Environnement

Newsletter Energie Environnement – Mars 2023

  • Publication au Journal officiel de la loi « Energies renouvelables » après sa validation par le Conseil constitutionnel

Conseil constitutionnel, 9 mars 2023, Loi relative à l’accélération de la production d’énergies renouvelables, n° 2023-848 DC

Après son adoption définitive par le Parlement le 7 février dernier, la loi n° 2023-175 du 10 mars 2023 relative à l’accélération de la production d’énergies renouvelables a été publiée au journal officiel, une fois validée par le Conseil constitutionnel.

Par sa décision n° 2023-848 DC du 9 mars 2023, celui-ci s’est prononcé sur les dispositions de la loi dont il avait été saisi par deux recours.

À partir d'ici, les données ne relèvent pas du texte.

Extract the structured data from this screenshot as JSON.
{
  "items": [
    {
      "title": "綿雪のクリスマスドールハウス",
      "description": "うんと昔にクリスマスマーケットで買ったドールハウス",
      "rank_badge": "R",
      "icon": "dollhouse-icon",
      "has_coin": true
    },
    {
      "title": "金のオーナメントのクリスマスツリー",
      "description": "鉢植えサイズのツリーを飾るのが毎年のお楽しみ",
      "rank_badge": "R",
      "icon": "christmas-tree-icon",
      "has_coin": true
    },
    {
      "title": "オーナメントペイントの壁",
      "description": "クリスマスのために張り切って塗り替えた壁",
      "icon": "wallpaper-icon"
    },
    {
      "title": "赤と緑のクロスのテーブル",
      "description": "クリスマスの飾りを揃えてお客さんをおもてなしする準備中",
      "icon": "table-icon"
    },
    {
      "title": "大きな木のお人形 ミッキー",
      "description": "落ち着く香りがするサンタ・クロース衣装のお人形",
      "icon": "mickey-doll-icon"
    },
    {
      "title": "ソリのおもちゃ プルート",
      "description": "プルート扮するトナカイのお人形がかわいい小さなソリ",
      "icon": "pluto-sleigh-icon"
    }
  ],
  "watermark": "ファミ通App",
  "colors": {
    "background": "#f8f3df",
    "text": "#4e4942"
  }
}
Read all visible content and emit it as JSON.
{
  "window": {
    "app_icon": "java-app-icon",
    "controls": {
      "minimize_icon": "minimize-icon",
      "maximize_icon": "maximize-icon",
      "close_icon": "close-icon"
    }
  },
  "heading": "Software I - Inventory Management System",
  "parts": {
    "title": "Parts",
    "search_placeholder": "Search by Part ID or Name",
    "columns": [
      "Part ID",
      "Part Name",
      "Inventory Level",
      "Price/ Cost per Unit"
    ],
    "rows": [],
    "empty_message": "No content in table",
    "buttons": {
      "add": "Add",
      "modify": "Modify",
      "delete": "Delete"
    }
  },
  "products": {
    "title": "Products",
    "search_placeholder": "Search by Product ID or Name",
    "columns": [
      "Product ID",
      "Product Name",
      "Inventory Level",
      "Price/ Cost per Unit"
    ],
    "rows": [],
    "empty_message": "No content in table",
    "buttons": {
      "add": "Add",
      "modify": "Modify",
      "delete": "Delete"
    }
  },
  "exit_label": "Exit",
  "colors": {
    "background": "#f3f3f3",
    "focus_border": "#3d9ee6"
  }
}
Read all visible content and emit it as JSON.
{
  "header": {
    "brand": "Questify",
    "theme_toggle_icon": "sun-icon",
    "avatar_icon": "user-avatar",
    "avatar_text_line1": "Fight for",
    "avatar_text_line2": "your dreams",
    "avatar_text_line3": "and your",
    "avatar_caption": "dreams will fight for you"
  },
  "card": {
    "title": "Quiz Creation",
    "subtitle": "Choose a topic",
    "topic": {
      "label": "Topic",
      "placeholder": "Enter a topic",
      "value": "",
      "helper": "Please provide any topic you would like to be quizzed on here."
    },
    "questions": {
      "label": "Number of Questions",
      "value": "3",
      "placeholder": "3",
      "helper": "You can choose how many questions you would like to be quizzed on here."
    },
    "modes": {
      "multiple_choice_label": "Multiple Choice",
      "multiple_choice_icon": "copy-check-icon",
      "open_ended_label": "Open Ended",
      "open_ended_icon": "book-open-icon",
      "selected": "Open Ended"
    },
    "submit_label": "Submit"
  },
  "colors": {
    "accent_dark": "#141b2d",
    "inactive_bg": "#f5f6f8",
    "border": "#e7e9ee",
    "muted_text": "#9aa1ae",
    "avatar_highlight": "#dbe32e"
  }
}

La loi “Energies renouvelables” prévoit :

  • la simplification et l’accélération des procédures environnementales, notamment au stade de l’obtention de l’autorisation environnementale, la création de nouveaux référents préfectoraux à l’instruction des projets renouvelables et l’obligation pour le juge administratif d’admettre la régularisation de l’autorisation environnementale lorsque cela est possible ;
  • la libération du foncier nécessaire au déploiement des énergies renouvelables, en particulier dans les zones ne présentant pas d’enjeux environnementaux majeurs tels que les terrains en bordure des routes et des autoroutes (par exemple les aires de repos ou les bretelles d’autoroutes) et les voies ferrées et fluviales ; les friches en bordure du littoral et les parkings extérieurs existants de plus de 1 500 m², ainsi que les immeubles non résidentiels neufs ou lourdement rénovés (entrepôts, hôpitaux, écoles…), les bâtiments non résidentiels existants seront soumis à ces obligations à partir de 2028 ;
  • l’accélération et la planification du déploiement de l’éolien en mer en particulier par l’instauration d’un « document stratégique de façade » identifiant sur dix ans et à horizon 2050 des zones prioritaires pour l’implantation de parcs éoliens et leurs raccordements ;
  • l’amélioration du financement et de l’attractivité des projets d’énergies renouvelables à travers le développement des contrats de long terme de vente directe d’électricité entre producteurs et consommateurs finals, ainsi que des mesures fiscales de soutien à l’activité de fourniture d’électricité via des contrats de vente de long terme.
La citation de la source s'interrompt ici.